With a larger wheat crop expected, exports will be more important this season. At £143.50/t FoB on 16 July, UK feed wheat is pricing above that of Black Sea origins. Prices may face further pressure, depending upon the size of the harvest.
The barley harvest is underway and export prices are competitive. However, Brexit uncertainty will mean that UK feed barley needs to remain price competitive.
(Week ending 12 July)
• Oilseed Rape, delivered to Erith (Hvst-19) is up £6.00/t, at £328.00/t.
• Rapemeal (34%), ex-mill Erith (July-19) is up £3.00/t, at £183.00/t.
Rapeseed (neutral - bullish) - The picture for EU rapeseed continues to tighten. Reports of low yields and poor oil content in France has pushed prices higher. Furthermore, yields are below last year in Ukraine.

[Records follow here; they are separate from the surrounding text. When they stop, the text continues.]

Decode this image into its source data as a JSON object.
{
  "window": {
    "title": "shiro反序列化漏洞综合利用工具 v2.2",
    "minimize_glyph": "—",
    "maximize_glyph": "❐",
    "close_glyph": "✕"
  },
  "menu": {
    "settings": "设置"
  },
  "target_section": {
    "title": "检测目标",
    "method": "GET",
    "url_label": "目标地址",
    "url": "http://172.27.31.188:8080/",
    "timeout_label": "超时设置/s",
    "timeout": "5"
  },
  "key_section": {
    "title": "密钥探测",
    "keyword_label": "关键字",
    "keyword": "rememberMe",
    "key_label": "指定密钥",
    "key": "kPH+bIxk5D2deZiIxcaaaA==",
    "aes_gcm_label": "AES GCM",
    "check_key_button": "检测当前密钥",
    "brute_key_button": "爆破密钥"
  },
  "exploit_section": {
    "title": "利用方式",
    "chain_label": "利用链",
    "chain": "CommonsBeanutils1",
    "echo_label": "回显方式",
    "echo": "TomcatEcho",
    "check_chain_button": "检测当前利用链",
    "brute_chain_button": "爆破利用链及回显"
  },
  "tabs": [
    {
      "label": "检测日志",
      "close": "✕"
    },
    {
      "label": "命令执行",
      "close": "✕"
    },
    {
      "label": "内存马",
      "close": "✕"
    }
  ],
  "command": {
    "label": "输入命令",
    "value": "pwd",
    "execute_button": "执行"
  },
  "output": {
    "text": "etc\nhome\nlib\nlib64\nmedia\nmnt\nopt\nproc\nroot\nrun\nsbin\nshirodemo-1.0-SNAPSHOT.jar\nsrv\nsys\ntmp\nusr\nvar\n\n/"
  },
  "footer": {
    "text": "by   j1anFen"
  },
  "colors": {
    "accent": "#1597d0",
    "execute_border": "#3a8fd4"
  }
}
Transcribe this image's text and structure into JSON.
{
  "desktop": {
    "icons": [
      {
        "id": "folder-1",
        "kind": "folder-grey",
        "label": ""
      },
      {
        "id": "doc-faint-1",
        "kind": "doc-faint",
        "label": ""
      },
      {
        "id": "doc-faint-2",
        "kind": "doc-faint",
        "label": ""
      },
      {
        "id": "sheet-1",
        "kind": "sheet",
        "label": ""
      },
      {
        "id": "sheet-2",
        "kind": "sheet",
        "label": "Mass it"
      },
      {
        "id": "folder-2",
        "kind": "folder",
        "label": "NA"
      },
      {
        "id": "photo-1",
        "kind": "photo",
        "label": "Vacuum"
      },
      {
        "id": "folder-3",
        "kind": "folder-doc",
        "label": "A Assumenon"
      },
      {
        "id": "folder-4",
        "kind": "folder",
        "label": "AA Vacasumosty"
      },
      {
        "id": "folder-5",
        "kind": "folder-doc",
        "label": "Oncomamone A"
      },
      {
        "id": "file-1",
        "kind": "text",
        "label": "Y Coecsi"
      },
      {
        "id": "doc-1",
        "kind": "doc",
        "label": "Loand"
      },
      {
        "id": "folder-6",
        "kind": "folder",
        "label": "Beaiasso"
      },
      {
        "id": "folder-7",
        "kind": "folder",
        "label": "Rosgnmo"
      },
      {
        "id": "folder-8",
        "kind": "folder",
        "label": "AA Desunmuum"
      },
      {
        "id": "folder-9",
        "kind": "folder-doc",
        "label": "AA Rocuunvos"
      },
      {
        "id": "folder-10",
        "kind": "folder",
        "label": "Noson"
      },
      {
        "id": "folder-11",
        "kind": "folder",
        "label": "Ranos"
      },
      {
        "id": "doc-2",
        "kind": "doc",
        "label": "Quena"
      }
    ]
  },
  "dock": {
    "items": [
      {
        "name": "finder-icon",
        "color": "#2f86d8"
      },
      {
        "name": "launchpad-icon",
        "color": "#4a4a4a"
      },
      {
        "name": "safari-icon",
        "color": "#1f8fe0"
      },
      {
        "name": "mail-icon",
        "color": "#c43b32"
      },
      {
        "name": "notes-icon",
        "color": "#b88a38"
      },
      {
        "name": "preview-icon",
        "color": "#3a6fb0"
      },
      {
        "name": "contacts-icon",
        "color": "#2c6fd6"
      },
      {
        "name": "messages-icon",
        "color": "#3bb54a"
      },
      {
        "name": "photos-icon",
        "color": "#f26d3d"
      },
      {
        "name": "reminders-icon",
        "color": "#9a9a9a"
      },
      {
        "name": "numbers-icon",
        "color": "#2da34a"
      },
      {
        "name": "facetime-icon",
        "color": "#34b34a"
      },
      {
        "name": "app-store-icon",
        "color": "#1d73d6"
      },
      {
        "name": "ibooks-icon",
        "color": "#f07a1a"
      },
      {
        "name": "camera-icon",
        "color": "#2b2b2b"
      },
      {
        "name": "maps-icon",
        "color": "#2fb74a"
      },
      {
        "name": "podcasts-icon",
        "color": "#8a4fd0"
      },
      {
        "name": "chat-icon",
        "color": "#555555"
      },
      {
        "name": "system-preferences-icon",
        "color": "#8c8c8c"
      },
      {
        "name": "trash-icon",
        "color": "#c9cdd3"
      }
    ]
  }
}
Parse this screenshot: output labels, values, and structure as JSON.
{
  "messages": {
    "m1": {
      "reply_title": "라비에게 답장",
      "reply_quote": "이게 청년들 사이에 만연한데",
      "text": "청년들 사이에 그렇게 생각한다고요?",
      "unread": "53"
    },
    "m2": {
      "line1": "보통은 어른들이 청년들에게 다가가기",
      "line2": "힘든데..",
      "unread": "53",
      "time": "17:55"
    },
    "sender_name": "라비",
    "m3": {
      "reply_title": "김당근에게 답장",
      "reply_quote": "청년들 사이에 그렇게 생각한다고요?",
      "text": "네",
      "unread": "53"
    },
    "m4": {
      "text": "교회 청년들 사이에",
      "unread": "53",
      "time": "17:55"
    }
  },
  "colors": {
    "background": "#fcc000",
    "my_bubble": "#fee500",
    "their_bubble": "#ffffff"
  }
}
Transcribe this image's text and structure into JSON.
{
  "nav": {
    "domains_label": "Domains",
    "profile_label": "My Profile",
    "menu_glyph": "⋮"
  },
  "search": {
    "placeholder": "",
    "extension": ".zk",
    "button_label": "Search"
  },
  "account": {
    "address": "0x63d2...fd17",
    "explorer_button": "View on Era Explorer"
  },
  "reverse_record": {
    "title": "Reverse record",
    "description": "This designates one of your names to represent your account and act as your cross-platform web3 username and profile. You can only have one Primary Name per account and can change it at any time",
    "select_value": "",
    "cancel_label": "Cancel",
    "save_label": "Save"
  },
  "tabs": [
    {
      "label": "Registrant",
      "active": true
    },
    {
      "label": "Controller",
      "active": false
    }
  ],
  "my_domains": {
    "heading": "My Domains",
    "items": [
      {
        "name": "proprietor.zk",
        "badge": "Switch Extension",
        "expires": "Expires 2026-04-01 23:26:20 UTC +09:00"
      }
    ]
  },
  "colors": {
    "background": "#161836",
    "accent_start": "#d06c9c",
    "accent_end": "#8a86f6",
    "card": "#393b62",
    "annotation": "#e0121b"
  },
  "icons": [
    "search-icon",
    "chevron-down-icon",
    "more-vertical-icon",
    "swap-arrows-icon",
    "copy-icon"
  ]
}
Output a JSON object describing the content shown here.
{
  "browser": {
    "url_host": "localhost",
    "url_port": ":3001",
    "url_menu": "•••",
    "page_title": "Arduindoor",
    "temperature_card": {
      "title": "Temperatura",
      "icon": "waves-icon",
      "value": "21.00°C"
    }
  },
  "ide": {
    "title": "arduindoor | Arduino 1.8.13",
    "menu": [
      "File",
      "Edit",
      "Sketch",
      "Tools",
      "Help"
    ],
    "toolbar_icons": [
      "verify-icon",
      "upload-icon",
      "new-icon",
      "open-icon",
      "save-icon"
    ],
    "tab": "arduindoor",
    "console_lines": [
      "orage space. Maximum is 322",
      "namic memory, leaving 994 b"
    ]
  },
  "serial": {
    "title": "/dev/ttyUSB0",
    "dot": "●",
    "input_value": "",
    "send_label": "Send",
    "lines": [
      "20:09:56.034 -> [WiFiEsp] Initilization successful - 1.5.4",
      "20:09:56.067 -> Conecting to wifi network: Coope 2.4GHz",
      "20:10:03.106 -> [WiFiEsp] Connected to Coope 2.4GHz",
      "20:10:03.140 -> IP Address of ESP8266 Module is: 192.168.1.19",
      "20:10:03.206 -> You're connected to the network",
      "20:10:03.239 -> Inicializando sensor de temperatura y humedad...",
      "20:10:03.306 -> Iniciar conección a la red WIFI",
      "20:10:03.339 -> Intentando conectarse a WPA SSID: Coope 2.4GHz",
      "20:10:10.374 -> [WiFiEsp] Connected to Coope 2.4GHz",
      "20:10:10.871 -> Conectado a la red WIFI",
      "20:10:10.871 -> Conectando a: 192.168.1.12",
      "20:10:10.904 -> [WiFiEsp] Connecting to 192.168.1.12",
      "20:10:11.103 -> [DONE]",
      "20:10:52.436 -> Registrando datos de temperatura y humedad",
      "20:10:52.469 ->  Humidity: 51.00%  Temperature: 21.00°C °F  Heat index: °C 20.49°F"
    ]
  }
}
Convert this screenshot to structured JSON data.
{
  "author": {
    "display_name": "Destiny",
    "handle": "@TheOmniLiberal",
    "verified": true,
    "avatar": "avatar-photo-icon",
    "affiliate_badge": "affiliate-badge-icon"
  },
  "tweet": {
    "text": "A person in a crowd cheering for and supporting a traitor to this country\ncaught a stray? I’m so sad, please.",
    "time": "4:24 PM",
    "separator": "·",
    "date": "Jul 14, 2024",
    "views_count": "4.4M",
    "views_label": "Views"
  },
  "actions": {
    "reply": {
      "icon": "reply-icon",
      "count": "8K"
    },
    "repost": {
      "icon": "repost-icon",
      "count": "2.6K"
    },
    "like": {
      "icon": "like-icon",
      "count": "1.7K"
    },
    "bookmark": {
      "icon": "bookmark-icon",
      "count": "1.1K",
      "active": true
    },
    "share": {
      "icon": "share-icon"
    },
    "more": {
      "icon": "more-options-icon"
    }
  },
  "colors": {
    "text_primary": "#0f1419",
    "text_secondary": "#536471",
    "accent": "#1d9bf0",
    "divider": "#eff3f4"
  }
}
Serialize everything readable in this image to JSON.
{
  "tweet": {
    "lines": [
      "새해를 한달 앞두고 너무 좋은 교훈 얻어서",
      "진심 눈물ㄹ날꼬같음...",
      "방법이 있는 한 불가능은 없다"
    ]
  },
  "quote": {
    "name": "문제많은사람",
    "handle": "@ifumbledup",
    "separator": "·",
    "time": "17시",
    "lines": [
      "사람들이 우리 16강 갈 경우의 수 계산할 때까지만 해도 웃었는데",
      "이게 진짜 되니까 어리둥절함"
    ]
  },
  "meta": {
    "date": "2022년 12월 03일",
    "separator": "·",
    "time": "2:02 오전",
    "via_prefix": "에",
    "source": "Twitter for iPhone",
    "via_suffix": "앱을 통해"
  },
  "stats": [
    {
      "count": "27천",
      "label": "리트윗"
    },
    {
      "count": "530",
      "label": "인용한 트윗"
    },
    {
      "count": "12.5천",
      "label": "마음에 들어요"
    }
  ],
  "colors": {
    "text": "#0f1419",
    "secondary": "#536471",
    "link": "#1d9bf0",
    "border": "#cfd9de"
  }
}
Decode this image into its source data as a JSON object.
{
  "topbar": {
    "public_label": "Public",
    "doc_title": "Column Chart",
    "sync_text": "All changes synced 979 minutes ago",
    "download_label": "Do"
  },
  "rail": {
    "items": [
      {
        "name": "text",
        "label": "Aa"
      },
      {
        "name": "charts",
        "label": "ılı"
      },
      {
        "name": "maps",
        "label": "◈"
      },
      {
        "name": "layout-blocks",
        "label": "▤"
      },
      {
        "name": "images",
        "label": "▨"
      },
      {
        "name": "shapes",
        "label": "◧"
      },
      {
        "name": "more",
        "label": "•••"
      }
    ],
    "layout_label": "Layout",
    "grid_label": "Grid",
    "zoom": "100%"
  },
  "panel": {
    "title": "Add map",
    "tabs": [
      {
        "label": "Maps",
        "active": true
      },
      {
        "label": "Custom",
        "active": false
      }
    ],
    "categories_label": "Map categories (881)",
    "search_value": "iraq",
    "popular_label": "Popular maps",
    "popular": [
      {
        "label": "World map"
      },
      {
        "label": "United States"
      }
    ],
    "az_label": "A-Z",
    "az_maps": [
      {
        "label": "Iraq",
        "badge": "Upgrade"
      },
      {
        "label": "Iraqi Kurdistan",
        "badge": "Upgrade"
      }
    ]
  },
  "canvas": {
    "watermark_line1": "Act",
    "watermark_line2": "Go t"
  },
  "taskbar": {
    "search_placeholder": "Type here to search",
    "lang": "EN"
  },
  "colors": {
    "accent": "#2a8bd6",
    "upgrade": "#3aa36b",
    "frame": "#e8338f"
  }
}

- Rapeseed prices (UK physical and EU futures) firmed last week. EU production forecasts continue to reduce. Oilworld estimate that EU rapeseed production could be as low as 17.5Mt (www.Oilworld.biz).
This reduced outlook increases the need for EU prices to be at import parity.
- French rapeseed yields are being reported at 2.5t/ha to 3t/ha, down on the five year average of 3.2t/ha. The Ukrainian harvest is now 50% complete, yields are forecast at 2.2t/ha, compared with 2.4t/ha last season.
Ukrainian rapeseed production is still expected to reach record levels this season. It will be needed to support European shortfalls.
- Soyabean markets firmed with the US area planted to soyabeans down year-on-year. The combination of reduced area and concern over above average temperatures pushed prices higher.